What is real estate inventory?

When the inventory is low, properties are likely to sell faster but at a higher price.

Property buyers, investors and those tracking the real estate market often come across the term ‘inventory’. According to the general definition, inventory refers to the raw materials that a company uses or the finished goods available for sale at the end of a certain period. In the real estate sector, housing stocks, such as unsold flats are referred to as inventory. It serves as an important metric for real estate investors, buyers, and sellers to gather insights into the property market.

 

Real estate inventory meaning

Real estate inventory refers to the number of unsold properties in the market or a specific area at a given time. It can include various types of properties, such as apartments, commercial space, and plots, which are available for sale. For property buyers and investors, an understanding of the current market and inventory level can be beneficial in making the right investment decisions. It helps them assess the saleability of a project and the developer’s performance and gives a clear picture of the demand and supply in a location.

The inventory level is the main indicator of the market supply, influencing property prices and avenues for buyers. The increase in inventory can reflect how a particular housing market has performed in a current period – the higher the inventory, the lower the sales. Low inventory levels reveal that it is a seller’s market, resulting in increased property prices as the demand is greater than supply.

See also: What is amortization in real estate?

 

What is the significance of real estate inventory?

Real estate inventory has a crucial role in the property market as it can influence property prices and determine the time by which properties will be sold.

 

Impact of low inventory

When the inventory is low, properties are likely to sell faster but at a higher price. A declining inventory level is an indication of buyers’ activity across existing and new properties while reflecting economic growth.

From a developer’s perspective, lower inventory may indicate a good demand for properties from buyers, significant cash flows and financial strength. It puts the company in a favourable position to launch new projects.

 

Impact of high inventory

With an increase in inventory level, properties may take longer to sell, reflecting a slowdown in demand while new launches continue to come up in the market. It can also mean sales at less than the asking price. The slowdown could be due to price appreciation in the market, reduced affordability of properties for end-users or higher interest rates. For a developer, high inventory levels can reflect construction-related problems that may have impact the project, locked cash flows and other financial problems.

 

How are inventory levels assessed?

Inventory levels are studied in three ways: absolute number (1 Lakh units), months of inventory (40 months) and rate of absorption (5%).

Months of Inventory

Months of inventory refers to the amount of time or number of months required to sell the entire existing inventory, given that no new supply enters the market. This method helps assess the type of market and estimate the correct time to buy or sell properties to maximise profit.

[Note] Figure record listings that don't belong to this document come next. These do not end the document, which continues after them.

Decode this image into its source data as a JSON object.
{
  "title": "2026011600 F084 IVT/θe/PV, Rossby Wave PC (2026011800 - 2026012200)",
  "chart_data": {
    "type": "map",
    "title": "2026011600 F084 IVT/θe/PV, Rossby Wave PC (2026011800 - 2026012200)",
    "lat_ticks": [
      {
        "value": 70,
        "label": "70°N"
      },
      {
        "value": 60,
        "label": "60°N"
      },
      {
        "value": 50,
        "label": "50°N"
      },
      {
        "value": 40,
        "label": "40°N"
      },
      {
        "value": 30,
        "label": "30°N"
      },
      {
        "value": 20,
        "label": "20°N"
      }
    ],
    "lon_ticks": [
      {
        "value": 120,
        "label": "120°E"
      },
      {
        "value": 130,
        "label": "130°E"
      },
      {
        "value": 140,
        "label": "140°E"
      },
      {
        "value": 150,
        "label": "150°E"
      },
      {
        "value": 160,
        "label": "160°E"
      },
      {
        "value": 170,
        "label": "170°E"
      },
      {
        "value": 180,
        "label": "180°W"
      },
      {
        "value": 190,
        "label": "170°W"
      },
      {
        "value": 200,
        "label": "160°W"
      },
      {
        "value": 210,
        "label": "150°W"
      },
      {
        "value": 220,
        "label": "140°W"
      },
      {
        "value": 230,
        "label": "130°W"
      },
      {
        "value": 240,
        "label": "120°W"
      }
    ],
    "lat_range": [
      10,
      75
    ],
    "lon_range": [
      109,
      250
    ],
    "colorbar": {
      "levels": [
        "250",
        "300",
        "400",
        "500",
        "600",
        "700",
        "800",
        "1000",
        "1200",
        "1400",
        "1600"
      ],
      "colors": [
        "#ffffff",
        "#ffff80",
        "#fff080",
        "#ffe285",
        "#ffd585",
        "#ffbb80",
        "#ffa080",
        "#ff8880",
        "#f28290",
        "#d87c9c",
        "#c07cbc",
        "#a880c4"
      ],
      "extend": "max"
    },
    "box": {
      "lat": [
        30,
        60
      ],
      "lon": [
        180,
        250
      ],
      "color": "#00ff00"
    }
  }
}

It is calculated through the formula:

Months of Inventory = Total units in a project or location in month X / Total units sold in month X

For example, there are a total of 50,000 units in the market (A) and the average sales in a month is 1,000 units (B). The months of inventory will be 50 months (A/B).

A higher number shows a slowdown in the market, whereas a lower number indicates faster sales.

Absorption Rate

Absorption rate means the rate at which units are sold or absorbed in a specific project or location. It is calculated by the formula:

Absorption rate = Monthly sales / total inventory

In the above example, the absorption rate will be 2%.

 

FAQs

What is the inventory level in real estate?

Inventory refers to the number of unsold properties in the market or a specific area at a given time.

How do you calculate real estate inventory level?

The months of inventory can be calculated by dividing the total inventory i.e., the number of unsold units in a specific project or location by monthly sales.

What is a seller’s market?

In a seller’s market, sellers tend to be less flexible with pricing or the offer they will accept as demand is more than supply. The months of inventory is typically less than five months and the absorption rate is more than 8%.

What is a buyer’s market?

In a buyer’s market, the months of inventory is typically more than seven months and absorption rate is less than 5%. This indicates the demand is less than supply, with more properties available for sale. The sellers are more flexible with pricing or the offer they will accept.

What is a healthy market?

In a healthy market, the months of inventory is typically five to seven months and the absorption rate is between 5% and 8%.